Author’s note: The information contained in this article is for general
educational information only. This information does not constitute legal advice, is
not intended to constitute legal advice, nor should it be relied upon as legal advice
for your specific factual pattern or situation.

Trenton Cotney, a shareholder attorney at Glenn Rasmussen Fogarty & Hooker, P.A., in
Tampa, Florida prepared this article. Trent is Florida Bar Certified in Construction Law, a
Florida Supreme Court Certified Circuit Mediator, Qualified Florida Court-Appointed
Arbitrator, General Counsel and a director of the Florida Roofing Sheet Metal and Air-
Conditioning Contractors Association (FRSA), a director of the West Coast Roofing
Contractors Association (WCRCA) and a member of Associated Builders and Contractors
(ABC). For more information, contact the author at 813-229-3333 or
tcotney@glennrasmussen.com.
I am deeply appreciative of Trent's unselfish work, and will highly recommend him to any roofing contractor as the very best within our discipline.  If you are unsure of something, or need help, Trent is the guy.  Period.

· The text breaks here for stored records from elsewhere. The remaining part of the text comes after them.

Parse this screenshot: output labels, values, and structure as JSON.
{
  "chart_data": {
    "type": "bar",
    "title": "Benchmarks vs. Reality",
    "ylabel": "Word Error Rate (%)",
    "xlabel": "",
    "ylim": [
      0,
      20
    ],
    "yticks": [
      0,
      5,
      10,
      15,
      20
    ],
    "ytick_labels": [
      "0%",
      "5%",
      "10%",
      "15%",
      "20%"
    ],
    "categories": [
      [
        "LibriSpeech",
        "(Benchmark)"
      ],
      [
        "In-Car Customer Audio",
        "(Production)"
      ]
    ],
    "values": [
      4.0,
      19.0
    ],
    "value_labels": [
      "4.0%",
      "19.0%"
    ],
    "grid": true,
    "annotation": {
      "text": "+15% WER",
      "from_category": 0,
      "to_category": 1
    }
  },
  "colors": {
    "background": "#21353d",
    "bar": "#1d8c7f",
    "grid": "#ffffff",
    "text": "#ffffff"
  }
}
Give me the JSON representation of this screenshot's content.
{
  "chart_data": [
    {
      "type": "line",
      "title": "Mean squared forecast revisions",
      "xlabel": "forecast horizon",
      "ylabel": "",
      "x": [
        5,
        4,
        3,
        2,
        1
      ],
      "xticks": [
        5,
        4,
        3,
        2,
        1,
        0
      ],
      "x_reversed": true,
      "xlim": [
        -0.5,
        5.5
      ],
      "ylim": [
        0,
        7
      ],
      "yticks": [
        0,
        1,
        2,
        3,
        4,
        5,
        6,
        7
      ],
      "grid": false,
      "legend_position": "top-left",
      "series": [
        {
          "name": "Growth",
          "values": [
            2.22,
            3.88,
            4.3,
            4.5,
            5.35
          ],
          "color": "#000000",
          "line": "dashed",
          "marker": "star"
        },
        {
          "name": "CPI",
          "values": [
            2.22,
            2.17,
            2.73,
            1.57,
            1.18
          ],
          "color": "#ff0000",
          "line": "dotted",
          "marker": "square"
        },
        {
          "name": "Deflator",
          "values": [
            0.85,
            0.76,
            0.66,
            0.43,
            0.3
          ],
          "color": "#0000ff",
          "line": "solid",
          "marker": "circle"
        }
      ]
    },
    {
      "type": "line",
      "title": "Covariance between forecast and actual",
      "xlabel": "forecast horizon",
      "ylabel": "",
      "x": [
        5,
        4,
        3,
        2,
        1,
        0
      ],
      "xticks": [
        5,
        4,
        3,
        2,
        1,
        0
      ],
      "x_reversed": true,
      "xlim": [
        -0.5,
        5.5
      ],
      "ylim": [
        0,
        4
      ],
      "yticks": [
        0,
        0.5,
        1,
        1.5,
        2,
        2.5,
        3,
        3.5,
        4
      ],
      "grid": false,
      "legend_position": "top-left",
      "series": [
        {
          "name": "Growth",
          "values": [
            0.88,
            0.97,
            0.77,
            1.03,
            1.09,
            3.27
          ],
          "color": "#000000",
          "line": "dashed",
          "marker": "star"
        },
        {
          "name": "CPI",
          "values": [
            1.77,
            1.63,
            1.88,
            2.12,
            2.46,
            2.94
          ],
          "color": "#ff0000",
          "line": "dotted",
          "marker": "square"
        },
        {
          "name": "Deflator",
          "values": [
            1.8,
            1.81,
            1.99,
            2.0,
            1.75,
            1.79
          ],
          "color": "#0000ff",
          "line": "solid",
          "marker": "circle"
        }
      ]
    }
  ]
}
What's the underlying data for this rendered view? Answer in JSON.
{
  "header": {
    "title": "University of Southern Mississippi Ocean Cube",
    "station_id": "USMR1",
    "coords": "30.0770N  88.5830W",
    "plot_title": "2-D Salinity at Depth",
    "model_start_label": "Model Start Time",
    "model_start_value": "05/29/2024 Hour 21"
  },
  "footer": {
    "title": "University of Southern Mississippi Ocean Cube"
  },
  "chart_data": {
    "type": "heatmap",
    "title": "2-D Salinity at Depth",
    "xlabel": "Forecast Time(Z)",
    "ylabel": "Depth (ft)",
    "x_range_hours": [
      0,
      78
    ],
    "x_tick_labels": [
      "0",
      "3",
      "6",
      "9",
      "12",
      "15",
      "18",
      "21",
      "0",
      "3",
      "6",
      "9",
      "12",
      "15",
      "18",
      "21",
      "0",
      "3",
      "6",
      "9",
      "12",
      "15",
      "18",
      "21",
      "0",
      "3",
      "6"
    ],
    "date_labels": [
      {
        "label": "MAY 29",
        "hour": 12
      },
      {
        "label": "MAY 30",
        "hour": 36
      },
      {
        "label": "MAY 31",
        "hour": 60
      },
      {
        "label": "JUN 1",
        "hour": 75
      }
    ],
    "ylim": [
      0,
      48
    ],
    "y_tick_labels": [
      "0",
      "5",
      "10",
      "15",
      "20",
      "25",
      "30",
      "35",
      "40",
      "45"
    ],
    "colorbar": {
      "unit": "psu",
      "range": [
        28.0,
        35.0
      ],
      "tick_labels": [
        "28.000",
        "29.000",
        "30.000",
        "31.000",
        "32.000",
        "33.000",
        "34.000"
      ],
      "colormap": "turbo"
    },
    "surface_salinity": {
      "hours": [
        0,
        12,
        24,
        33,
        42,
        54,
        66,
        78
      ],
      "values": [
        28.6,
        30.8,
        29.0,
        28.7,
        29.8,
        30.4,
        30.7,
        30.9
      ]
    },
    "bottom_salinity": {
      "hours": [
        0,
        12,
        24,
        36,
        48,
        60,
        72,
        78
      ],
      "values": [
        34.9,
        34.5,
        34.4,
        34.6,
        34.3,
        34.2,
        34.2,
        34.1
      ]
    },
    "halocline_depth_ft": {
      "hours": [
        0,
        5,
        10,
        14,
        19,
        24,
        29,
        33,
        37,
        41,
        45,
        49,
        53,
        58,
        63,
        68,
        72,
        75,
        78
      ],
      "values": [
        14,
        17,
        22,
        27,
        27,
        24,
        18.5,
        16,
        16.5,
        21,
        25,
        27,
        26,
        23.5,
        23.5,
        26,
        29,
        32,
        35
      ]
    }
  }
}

I thank each of you from the bottom of my heart for caring about what I have to say, and for taking time from your day to visit with me here.  YOU are the only reason I am here, and I am deeply grateful to my many visitors from around God's beautiful earth.

We will return to less complex issues soon, but I must do my best to protect the public interest.
Never despair, reject negativity in all forms, and for goodness' sakes, keep looking "UP".